An assumption has grown up recently, certainly in public policy circles, that bank customers are generally unhappy with their lot. All parties campaigned on this issue during the recent election battle but is there any basis for this belief? Just before Easter, the BBC was surprised to learn that a poll it had commissioned on banking showed 93 per cent of people were in fact satisfied with their bank. It was less of a surprise to us at the BBA than it was to them: although the reputation of banking as a business is admittedly low, we know the individual relationship between a customer and his or her bank is still comparatively strong.

This is where the banks have been investing, supporting their brand via advertising, sponsorship and better customer service with longer opening hours and so forth. Over the past two years banks have been asking customers what they really want, and applying the lessons they've learned. For instance, well in advance of the Supreme Court decision on fees for exceeding overdraft limits, individual banks had created new accounts and new tariffs for customers likely to breach their agreements. Put simply, these fees had been competed down. The same is happening in other services as banks compete for customers.

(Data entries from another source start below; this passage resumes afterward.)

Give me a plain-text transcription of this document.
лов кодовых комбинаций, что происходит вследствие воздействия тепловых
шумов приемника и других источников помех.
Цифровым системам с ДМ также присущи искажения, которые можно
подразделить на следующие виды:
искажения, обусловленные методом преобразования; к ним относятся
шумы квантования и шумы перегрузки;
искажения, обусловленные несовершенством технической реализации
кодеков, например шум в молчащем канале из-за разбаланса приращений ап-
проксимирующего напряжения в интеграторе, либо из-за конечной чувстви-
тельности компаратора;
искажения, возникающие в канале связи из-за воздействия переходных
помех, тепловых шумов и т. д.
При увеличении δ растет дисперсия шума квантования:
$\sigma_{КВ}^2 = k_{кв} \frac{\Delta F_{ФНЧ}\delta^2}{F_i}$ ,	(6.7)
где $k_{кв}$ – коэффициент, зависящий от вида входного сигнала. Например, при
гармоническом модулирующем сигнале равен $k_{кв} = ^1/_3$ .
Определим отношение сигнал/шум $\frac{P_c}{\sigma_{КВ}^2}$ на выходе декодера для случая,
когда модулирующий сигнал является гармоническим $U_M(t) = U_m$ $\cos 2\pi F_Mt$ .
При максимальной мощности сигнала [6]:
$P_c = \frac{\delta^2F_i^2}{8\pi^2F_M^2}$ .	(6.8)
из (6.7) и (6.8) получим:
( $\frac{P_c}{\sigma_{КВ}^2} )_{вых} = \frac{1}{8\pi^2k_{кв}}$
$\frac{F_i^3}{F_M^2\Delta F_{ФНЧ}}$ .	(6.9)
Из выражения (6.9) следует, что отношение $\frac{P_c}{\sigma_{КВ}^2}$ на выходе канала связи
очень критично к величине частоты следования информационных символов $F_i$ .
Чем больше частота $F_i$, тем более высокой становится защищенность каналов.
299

But it is when customers complain that the relationship with their bank is seriously tested. The Financial Services Authority recently reported that it found serious failing with complaints handling at five banks, and was taking action.

Well so are we. The BBA is working with the regulatory authorities to better understand the cause of this rise in complaints and to resolve the issues. We have already hosted the first of a series of seminars bringing together senior industry figures with the regulators to discuss the issues and share best practice. We are also working harder at ensuring people in financial difficulties get the help they need. For instance, we have worked with the free debt advice agencies to create checklists to accompany Common Financial Statements. These are the standard forms, developed with advice agencies, to help people in financial difficulties to manage their budgets and repay what they can of their debts.

Recently more evidence came to light of about the nature of complaints against the industry. The annual review of the Financial Ombudsman Service appeared in mid-May and, as always, contained masses of valuable intelligence about the nature of complaints from unhappy customers. The media mostly focused on the fact that complaints against banks had risen by 38 per cent, and therefore missed the more important story a little more analysis would have uncovered. There were more than 25,000 complaints about current accounts, and a growing number of these came from bank customers whose problems related to financial hardship. The Ombudsman cites the Supreme Court ruling on unarranged overdrafts as one of the reasons for this growth in complaints, but it is clear we need to focus on how we deal with people in difficulties, particularly as the effects of the global downturn are being felt more widely. This is what the BBA will be investigating with members in the coming months, determining the real causes behind customers' complaints and sharing experiences and practices to ensure complaints always reach a fair resolution.

Remember, banking is a huge industry, handling more than 150 million personal accounts, with 50,000 people at ATMs and 40,000 online, at any given time. So although the Ombudsman received 925,095 initial enquiries and complaints last year, only one in six of these - 163,212 in total - resulted in new cases. And banking and credit accounted for some 44 per cent of these new cases; that's 71,700. And of the banking cases resolved last year, 52 per cent found in favour of the customer. Behind the bank bashing headlines, there is a massive industry working with quiet and unremarked efficiency, which is only ever revealed to the public at large when something goes wrong.

It will be down to the new government to work with the industry to shape the future of banking. We look forward to working constructively with them, and we hope that the principles of fair and open competition ensure the coming changes to retail banking are all changes for the better.